Probability distribution

In probability theory and statistics, a probability distribution describes how probabilities are assigned to the possible results of a random phenomenon—more precisely, to events, which are sets of possible outcomes of a probabilistic experiment. Informally, a probability distribution tells us how likely different results are. Formally, it is a probability measure: a function that assigns probabilities to events in a way that satisfies the axioms of probability.

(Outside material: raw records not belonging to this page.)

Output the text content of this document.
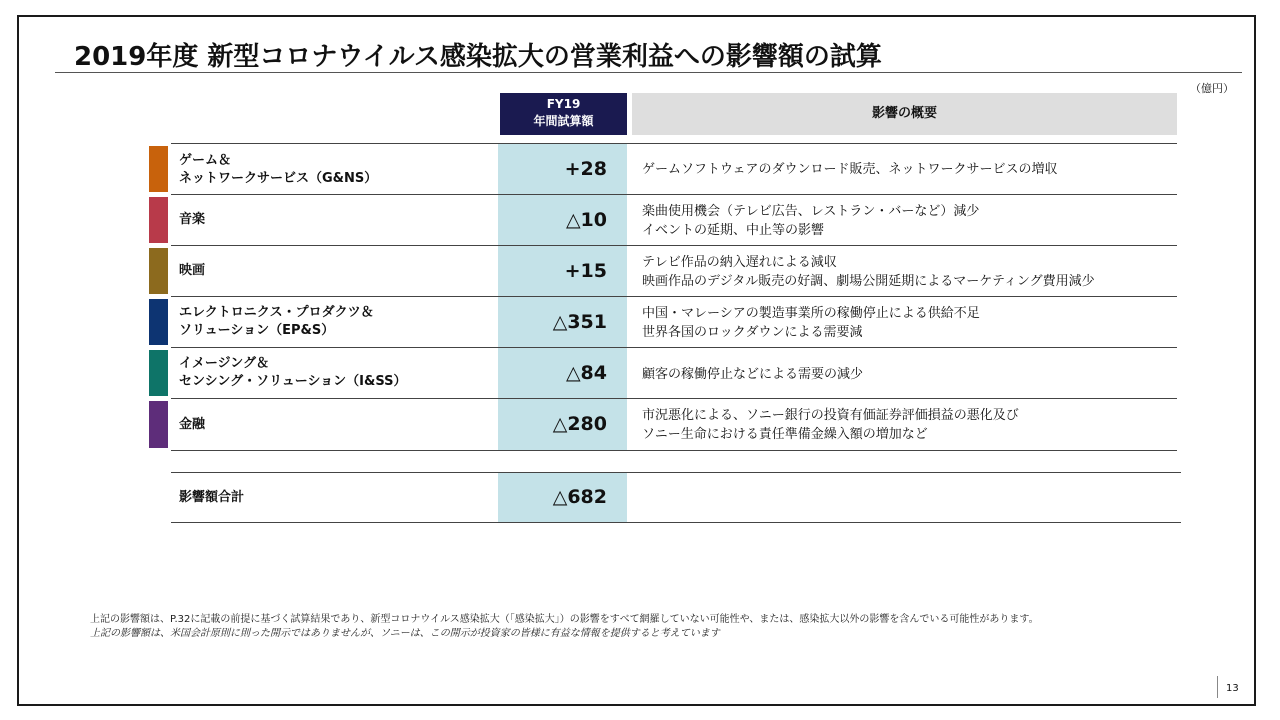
2019年度 新型コロナウイルス感染拡大の営業利益への影響額の試算
（億円）
FY19
年間試算額	影響の概要
ゲーム＆
ネットワークサービス（G&NS）	+28	ゲームソフトウェアのダウンロード販売、ネットワークサービスの増収
音楽	△10	楽曲使用機会（テレビ広告、レストラン・バーなど）減少
イベントの延期、中止等の影響
映画	+15	テレビ作品の納入遅れによる減収
映画作品のデジタル販売の好調、劇場公開延期によるマーケティング費用減少
エレクトロニクス・プロダクツ＆
ソリューション（EP&S）	△351	中国・マレーシアの製造事業所の稼働停止による供給不足
世界各国のロックダウンによる需要減
イメージング＆
センシング・ソリューション（I&SS）	△84	顧客の稼働停止などによる需要の減少
金融	△280	市況悪化による、ソニー銀行の投資有価証券評価損益の悪化及び
ソニー生命における責任準備金繰入額の増加など
影響額合計	△682
上記の影響額は、P.32に記載の前提に基づく試算結果であり、新型コロナウイルス感染拡大（「感染拡大」）の影響をすべて網羅していない可能性や、または、感染拡大以外の影響を含んでいる可能性があります。
上記の影響額は、米国会計原則に則った開示ではありませんが、ソニーは、この開示が投資家の皆様に有益な情報を提供すると考えています
13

Probability distributions are closely linked to random variables. A random variable is a function that assigns a value to each outcome of a probabilistic experiment; it induces a probability distribution on the set of values it can take. For example, the result of a coin toss can be represented by a random variable $X$ that equals $1$ for heads and $0$ for tails. If the coin is fair, this distribution assigns probability $1/2$ to $X = 1$ and probability $1/2$ to $X = 0$ . Viewed as a probability measure, the distribution of $X$ assigns $ℙ(X \in A)$ to each set $A \subseteq {0,1$ }; for a fair coin, $ℙ(X \in {1}) = ℙ(X \in {0}) = 1/2$ , $ℙ(X \in {0,1}) = 1$ , and $ℙ(X \in \emptyset) = 0$ .

In practice, probability distributions are often described by functions such as cumulative distribution functions, probability mass functions, or probability density functions. Which description is used depends on the nature of the distribution: probability mass functions are used for discrete distributions, while probability density functions are used for many continuous distributions.

Probability distributions that occur frequently or have special theoretical importance are often given specific names; examples are collected in the list of probability distributions.